De son côté, Zebulon, la quarantaine bien mise, rasé de frais, lunettes sur le nez, tête nue, mangeant et priant assis à sa table pendant que la télévision ronronne, déborde d’activités. Il cuisine des quantités industrielles de poulets et de dindons qu’il négocie au marché et abat lui-même dans la cour, dans le respect du rituel rabbinique dont il est fier de se proclamer diplômé. Il fabrique, dans de grands fûts en plastique, une piquette à base de raisins plus ou moins secs achetés au souk et qu’il vend au voisinage. Il a manifestement des aides qu’on aperçoit épisodiquement.
Isaac et Zebulon ne s’adressent quasiment pas la parole si ce n’est pour s’invectiver à distance, se couvrant d’insultes plus ou moins fleuries. Chacun tente de s’attacher pour lui seul l’intérêt de Dan, jalousant et dénigrant l’intérêt de filmer l’autre. Isaac ébauche bien quelques tentatives de dialogue, voire d’invitation à dîner, mais qui restent repoussées plus ou moins vertement par Zebulon.
Chacun tente d’expliquer à Dan les méfaits de l’autre sur lesquels se nourrit cette haine. Chacun raconte la dénonciation aux talibans dont il aurait fait l’objet de la part de son voisin, les sévices qui en ont suivi, les vols qu’il attribue à l’autre. Zebulon, à l’appui de ses dires, présente même Dan à un imam de la mosquée voisine qui raconte comment Isaac se serait converti à l’Islam sous les talibans, dupant les musulmans du quartier, avant de revenir ultérieurement au Judaïsme que Zebulon n’aurait pour sa part jamais abjuré. D’où le surnom de Mollah Isaac qui lui est encore parfois attribué, et les insultes de « goy », voire de « triple goy » que lui adresse Zebulon lors de leurs disputes. De fait, on entend Isaac, au détour de l’abattage d’un poulet, laisser échapper un « Allah akhbar » presque murmuré. Car Isaac abat aussi lui-même la volaille qu’il achète. Mais chez lui, l’opération, quoique s’effectuant selon le même code rituel, ne parvient pas à prendre un tour industriel : là où Zebulon égorgeait un plein baril de poules et de dindons, avec l’aide d’un assistant tant la tâche était abondante, Isaac ne peut s’offrir que deux poulets, dont un qui parvient finalement à s’échapper, qu’il traite seul, presque piteusement.
Mais les reproches ne s’arrêtent pas là. Chacun se dispute la sauvegarde du carré juif du cimetière. Zebulon vilipende les œuvres d’Isaac qui aurait fait détruire toutes les pierres tombales pour transformer l’enclos en potager. Isaac ne supporte pas la collusion entre Zebulon et le la famille musulmane gardienne du cimetière dont il s’est attaché les services pour ses affaires viticoles.
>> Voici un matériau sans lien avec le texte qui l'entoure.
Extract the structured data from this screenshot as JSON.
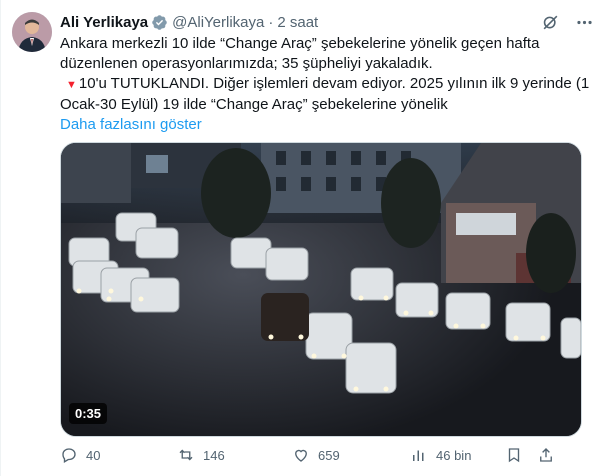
{
  "author": {
    "name": "Ali Yerlikaya",
    "handle": "@AliYerlikaya",
    "separator": "·",
    "time": "2 saat"
  },
  "tweet": {
    "line1": "Ankara merkezli 10 ilde “Change Araç” şebekelerine yönelik geçen hafta düzenlenen operasyonlarımızda; 35 şüpheliyi yakaladık.",
    "line2": "10'u TUTUKLANDI. Diğer işlemleri devam ediyor. 2025 yılının ilk 9 yerinde (1 Ocak-30 Eylül) 19 ilde “Change Araç” şebekelerine yönelik",
    "show_more": "Daha fazlasını göster"
  },
  "video": {
    "duration": "0:35"
  },
  "actions": {
    "replies": "40",
    "reposts": "146",
    "likes": "659",
    "views": "46 bin"
  },
  "colors": {
    "accent": "#1d9bf0",
    "verified": "#829aab",
    "text_secondary": "#536471",
    "alert_triangle": "#f4212e"
  },
  "icons": [
    "verified-badge-icon",
    "grok-icon",
    "more-icon",
    "reply-icon",
    "repost-icon",
    "like-icon",
    "views-icon",
    "bookmark-icon",
    "share-icon"
  ]
}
Aucun des deux ne s’étend sur le parcours qui les a conduits à se retrouver depuis une dizaine d’années dans ce tête-à-tête délétère. Où sont les autres membres de la Communauté, dans quelles conditions ont-ils quitté le pays pour les quatre coins du monde, où sont leurs propres familles, dans quelles conditions s’en sont-ils trouvés séparés, pourquoi ces deux là sont-ils restés quand les autres sont partis ? Tout au plus apprend-on que la femme et les enfants d’Isaac vivent en Israël quand il reçoit de son fils aîné sa première lettre en cinq ans. Une lettre qu’il est fier de tendre à Dan pour la décacheter et la lui lire. Mais une lettre dont la lecture fait virer devant la caméra le plaisir en dépit puis en colère à mesure que les mots, après une brèves introduction donnant quelques nouvelles, glissent vers plaintes financières et demandes d’argent. D’ailleurs, un peu plus tard, l’arrivée inattendue du fils d’Isaac en provenance d’Israël, élégant en jean et chemisette, caméscope à la main, jette incompréhension, froid, et dépit révolté quand il refuse de rencontrer son père tant que la caméra est présente. C’est d’ailleurs la seule fois où Zebulon sort de sa posture d’antagonisme en tentant brièvement de calmer le fils et d’apaiser la tension.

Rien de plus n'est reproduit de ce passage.